In December 2020, he was part of the short film jury at the 6th edition of Mostra La Ploma - Film and Culture Festival for Sexual, Gender and Family Diversity, organized by Col·lectiu Lambda, awarding Transversales directed by Jorge Garrido.

===Political career===

Montoro began his political journey with Compromís in the 2014 elections, appearing on the party's list for Paiporta, headed by Isabel Martín, who became mayor. He joined the governing team as councillor for Transparency, Modernization, and Citizen Participation, later taking on Social Welfare and Equality from 2015 to 2019.

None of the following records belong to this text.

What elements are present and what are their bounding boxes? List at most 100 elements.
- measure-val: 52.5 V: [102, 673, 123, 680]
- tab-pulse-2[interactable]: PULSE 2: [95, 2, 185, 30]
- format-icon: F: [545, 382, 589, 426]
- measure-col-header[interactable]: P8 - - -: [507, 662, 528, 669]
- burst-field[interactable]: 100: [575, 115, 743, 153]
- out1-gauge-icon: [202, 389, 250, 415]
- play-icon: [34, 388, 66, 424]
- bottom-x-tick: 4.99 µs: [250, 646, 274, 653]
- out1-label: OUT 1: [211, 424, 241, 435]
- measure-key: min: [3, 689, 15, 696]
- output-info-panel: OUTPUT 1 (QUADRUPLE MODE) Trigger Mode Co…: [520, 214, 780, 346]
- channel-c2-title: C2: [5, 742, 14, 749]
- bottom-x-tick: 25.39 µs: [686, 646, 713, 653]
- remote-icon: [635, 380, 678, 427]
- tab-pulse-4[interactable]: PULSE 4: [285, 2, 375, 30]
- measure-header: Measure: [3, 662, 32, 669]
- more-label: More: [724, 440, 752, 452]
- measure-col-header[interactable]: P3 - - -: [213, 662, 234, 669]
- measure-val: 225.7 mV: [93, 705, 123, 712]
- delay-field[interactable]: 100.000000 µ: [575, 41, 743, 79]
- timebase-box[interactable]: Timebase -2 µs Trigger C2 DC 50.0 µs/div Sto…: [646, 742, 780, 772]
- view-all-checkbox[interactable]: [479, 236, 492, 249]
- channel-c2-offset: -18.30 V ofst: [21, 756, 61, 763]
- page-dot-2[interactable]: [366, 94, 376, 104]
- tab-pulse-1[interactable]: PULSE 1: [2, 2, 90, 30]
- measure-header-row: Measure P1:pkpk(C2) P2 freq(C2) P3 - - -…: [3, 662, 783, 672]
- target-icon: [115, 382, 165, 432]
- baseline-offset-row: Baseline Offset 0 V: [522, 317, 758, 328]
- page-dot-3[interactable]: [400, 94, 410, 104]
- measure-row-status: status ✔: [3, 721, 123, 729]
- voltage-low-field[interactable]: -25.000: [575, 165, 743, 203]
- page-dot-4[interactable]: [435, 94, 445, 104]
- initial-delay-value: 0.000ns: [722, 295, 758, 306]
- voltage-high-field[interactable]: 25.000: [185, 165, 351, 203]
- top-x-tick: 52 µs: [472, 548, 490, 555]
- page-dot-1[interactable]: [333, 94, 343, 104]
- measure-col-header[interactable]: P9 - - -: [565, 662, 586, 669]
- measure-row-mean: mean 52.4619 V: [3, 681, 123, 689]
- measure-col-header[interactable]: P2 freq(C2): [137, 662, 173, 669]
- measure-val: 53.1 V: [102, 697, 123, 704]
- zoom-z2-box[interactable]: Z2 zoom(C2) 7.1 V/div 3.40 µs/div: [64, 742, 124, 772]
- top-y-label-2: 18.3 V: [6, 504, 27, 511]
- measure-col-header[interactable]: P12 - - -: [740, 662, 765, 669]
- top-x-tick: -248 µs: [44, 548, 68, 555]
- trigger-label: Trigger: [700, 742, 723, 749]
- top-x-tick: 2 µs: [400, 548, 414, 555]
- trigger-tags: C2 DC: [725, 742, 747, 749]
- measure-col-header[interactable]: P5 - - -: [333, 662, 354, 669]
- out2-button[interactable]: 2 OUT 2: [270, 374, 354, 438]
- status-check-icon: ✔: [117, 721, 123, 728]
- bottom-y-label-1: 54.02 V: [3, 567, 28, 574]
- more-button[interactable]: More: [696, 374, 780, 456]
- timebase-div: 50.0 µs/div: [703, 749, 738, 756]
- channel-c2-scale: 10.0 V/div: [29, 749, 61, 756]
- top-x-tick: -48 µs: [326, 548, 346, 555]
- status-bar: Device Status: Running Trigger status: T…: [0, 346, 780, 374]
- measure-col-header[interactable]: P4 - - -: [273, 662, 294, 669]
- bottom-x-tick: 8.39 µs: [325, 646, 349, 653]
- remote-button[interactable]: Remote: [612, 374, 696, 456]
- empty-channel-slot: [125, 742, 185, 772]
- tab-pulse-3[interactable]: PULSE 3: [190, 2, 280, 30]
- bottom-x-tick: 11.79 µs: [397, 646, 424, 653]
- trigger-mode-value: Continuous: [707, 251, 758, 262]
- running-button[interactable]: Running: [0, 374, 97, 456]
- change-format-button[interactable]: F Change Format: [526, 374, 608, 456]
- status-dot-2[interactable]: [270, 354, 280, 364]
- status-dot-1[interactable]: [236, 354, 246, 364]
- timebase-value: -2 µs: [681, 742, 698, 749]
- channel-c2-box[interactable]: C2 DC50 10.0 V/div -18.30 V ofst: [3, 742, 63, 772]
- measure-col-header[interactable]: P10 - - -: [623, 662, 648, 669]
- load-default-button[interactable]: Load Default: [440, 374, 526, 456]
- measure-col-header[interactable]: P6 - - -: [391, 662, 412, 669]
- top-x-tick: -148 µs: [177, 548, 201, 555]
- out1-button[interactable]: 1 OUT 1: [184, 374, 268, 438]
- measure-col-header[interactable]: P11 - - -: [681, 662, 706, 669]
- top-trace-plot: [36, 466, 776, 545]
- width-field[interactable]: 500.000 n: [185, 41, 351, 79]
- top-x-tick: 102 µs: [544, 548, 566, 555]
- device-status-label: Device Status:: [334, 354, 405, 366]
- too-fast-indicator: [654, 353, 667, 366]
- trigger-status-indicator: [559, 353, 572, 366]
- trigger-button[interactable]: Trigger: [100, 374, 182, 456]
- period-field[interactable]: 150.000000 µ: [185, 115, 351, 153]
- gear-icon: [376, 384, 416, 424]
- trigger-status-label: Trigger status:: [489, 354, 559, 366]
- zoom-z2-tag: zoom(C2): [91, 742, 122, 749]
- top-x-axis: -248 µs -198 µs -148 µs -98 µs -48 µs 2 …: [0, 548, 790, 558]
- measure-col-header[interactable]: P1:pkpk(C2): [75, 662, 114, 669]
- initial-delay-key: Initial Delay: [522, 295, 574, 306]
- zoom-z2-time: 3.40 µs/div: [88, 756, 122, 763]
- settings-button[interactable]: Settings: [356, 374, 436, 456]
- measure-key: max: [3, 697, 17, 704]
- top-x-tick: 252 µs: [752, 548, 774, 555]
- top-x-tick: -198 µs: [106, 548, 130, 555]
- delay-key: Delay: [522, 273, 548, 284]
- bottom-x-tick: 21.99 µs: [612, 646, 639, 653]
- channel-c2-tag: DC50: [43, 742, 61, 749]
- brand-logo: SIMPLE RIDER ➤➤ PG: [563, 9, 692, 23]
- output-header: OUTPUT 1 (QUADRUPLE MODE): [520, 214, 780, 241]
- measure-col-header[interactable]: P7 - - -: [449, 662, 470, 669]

In January 2018, he became the first transgender councillor in the Valencian Community, and the first openly trans councillor in Spain. At 22, he was also the youngest councillor in Paiporta at that time. He denounced online attacks over his gender identity.

He ran in the Compromís primaries for the Valencian Parliament in the Valencia constituency ahead of the 2019 elections.

In the May 2019 municipal elections, he was re-elected councillor in Paiporta with Compromís, led again by Mayor Isabel Martín. Their list was the second most voted.

On September 24, 2020, he resigned from his councillor role in Paiporta due to professional circumstances. He remained politically active, involved in a February 2022 dispute between Compromís and Daniela Requena, LGTBI secretary of the PSOE-PSPV, over a statement.

In December 2022, during the debate on the Law 4/2023 for Real and Effective Equality of Trans People and Guarantee of LGTBI Rights, Compromís MP Joan Baldoví gave his speech time to Montoro, who read his statement from the Spanish Parliament podium in support of the law, which passed in February 2023 with 191 votes in favor, 60 against, and 91 abstentions after over six months of debate.

In May 2023, Montoro was the target of a transphobic attack by VOX councillor Daniel Furió in Paiporta, who called the LGBT community “filthy trash” and directly insulted Montoro in a video on social media. The video was quickly condemned by Compromís Paiporta, who demanded its removal.

==Awards and recognition==

The magazine Shangay named him one of the six most relevant LGBT youth activists of 2018, alongside figures like directors of La llamada, Javier Calvo and Javier Ambrossi, and poet Elvira Sastre.

That same year, he was the flag-bearer of the Thematic Year on trans realities of the Federación Estatal de Lesbianas, Gays, Transexuales y Bisexuales ('National Federation of Lesbians, Gays, Trans and Bisexuals', FELGTB).

In October 2024, FELGTB awarded him the 2024 Pluma Award, along with journalist Nerea Pérez de las Heras and influencer Perra de Satán, "for his LGTBI+ activism and visibility, becoming a reference for trans youth. Also for defending LGTBI+ rights through institutional politics, being the first openly trans councillor in Spain".